Employee testing has now reached a global scale as more and more multinational companies start to use a standard set of tests worldwide for their HR decisions. Typically, these tests are developed in the headquarters country (mostly North America), and then translated to different languages, and administered in subsidiary companies over the world. When a test doesn’t work well in a foreign country, people often blame the translation. While it is true that poor translation can lead to ambiguities and misinterpretations, cultural differences oftentimes cause more problems than linguistic idiosyncrasies.
Many of you may wonder, as long as we adjust norms to the local population and get a good estimate of individuals’ standings relative to their peers, why should we care about culture. Well, it’s a fair argument, but things are more complicated than this. Imagine that a personality item is culturally sensitive – agreeing with the item means disregarding what is generally accepted in that society. Then how much variability would you anticipate in the responses? If 95% of the population answers “strongly agree” to an item, what is the added value to keep it in the test? This is simply one example of how culture can affect the functioning of a test item. Culture is rooted in every social human being and it has profound influence on people’s values, beliefs, thinking styles, behaviors patterns, and even information they receive and internalize.
Cultural differences take various forms. Below are a few you will commonly encounter when developing and delivering employee assessments globally.
1. Construct differences. The psychological constructs you intend to capture in a selection test, whether it be a personality trait or cognitive ability, may be defined dissimilarly or not even exist in another culture. The concept “face”, for example, is indigenous in Chinese culture, meaning that one should protect people’s public self-image to maintain harmonious interpersonal relationships. While in China saving face is a critical dimension of social intelligence to predict career success, it is rarely built into western selection tests. Culture values also determine the appropriateness of behaviors. Taking subordinates to drink after work is regarded as a desirable leader behavior in Japan, yet it’s not generally the case in other countries.
2. Stimulus familiarity differences. When it comes to test content, people from different countries may have unequal exposure to materials in the test, depending on the customs and conventions in that society. For example, a quantitative problem solving question using inch as a measurement unit will likely place test takers from metric system countries at a disadvantage. As another example, a study in the 1970s found that Arab students scored surprisingly low in a figural inductive reasoning test . Later researchers realized that because Arabic writing is from right to left, it is more difficult for them to discover and apply rules in the test picture from left to right.
3. Test administration differences. Even if you have developed culture-invariant content and constructs, the test can be delivered in completely distinct procedures and modes across countries. As an example, in some cultures people prefer larger social distance, so ensuring enough amount of space between test takers when it’s in a group setting is important to reduce test anxiety and uneasiness.

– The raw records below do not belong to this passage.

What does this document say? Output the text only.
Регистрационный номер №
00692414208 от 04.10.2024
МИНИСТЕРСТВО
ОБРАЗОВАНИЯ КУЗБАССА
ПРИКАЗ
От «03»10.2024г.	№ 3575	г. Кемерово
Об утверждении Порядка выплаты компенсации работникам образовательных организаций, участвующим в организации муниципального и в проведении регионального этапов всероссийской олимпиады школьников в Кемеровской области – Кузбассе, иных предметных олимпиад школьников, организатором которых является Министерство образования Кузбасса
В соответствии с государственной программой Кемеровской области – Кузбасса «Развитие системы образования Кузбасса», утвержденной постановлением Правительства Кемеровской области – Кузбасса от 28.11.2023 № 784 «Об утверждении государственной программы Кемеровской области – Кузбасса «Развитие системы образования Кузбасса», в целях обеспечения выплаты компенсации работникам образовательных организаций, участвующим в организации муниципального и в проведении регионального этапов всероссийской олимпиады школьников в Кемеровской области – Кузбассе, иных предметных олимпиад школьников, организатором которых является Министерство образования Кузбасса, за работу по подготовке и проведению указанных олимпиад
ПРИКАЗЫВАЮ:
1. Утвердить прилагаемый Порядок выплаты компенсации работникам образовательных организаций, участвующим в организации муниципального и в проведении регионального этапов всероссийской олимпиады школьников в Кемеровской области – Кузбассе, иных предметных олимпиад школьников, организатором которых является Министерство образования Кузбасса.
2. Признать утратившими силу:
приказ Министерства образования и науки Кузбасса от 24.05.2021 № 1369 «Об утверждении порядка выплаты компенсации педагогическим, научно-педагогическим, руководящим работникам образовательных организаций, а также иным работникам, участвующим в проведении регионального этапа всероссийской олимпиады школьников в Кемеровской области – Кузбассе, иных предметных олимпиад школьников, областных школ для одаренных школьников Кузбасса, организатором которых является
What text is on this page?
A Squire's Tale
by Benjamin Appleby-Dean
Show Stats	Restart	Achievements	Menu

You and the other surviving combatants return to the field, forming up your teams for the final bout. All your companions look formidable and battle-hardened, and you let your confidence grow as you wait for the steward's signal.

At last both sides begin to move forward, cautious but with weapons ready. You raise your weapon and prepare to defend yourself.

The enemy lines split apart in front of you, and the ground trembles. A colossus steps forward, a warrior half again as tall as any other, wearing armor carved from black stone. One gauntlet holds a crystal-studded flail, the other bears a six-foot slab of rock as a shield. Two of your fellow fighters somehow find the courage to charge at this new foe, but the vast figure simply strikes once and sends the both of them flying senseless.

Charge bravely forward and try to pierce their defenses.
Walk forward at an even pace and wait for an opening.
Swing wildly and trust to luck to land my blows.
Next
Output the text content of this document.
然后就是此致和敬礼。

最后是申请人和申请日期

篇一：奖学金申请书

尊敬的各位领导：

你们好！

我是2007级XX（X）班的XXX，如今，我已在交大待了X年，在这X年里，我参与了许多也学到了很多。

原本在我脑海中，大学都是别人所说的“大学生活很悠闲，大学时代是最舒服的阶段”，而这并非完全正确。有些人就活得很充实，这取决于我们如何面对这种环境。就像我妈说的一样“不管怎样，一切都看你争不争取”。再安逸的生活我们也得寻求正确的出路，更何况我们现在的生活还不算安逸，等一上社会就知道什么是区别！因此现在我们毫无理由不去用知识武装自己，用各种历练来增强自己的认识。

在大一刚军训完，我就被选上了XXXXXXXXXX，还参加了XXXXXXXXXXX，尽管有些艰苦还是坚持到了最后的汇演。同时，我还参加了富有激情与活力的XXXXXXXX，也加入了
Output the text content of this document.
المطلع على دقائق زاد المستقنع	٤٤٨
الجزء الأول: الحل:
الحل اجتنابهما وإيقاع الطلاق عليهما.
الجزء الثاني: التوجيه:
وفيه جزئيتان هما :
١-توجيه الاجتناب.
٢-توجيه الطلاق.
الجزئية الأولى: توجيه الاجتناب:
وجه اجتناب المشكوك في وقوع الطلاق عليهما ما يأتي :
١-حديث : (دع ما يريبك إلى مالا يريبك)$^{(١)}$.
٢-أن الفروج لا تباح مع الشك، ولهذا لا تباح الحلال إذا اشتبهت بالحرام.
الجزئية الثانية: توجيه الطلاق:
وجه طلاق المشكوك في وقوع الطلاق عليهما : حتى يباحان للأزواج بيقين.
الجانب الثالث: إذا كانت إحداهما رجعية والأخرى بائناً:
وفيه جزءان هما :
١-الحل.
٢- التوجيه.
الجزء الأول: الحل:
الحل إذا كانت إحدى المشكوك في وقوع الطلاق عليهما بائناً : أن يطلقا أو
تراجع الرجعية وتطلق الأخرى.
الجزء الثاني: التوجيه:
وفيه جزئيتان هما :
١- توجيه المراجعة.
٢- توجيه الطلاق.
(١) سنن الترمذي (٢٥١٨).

4. Response style differences. Three types of response styles often occur (and vary by culture) in self-reported measures such as personality and integrity tests. Mexico and some Asian countries show greater social desirable responding by endorsing items that are socially favorable. This is because people in these countries tend to have a stronger need for social approval and feel obligated to conform to societal norms. Acquiescence responding is often seen among South Asians and Latinos. As they are more tolerant to conflicting ideas, respondents from these countries tend to agree with the items regardless of the content. Lastly, individualistic and masculine cultures show a greater tendency of extreme responding (e.g., endorsing 1 or 5 on a 5-point scale), whereas East Asia such as China, Japan, South Korea use middle points of a scale more frequently. Such a difference echoes the opposing cultural values: the former encourages people to be unique and outstanding, whereas the latter advises people not to stand out from their social group and avoid extreme actions.
Culture is complicated because it’s abstract and intangible but affects every aspect of human behavior. Rather than vainly seeking for a universal solution to eradicate culture from global testing, we’d better learn about the uniqueness of the culture we target for testing and factor it in at every stage, from design to delivery.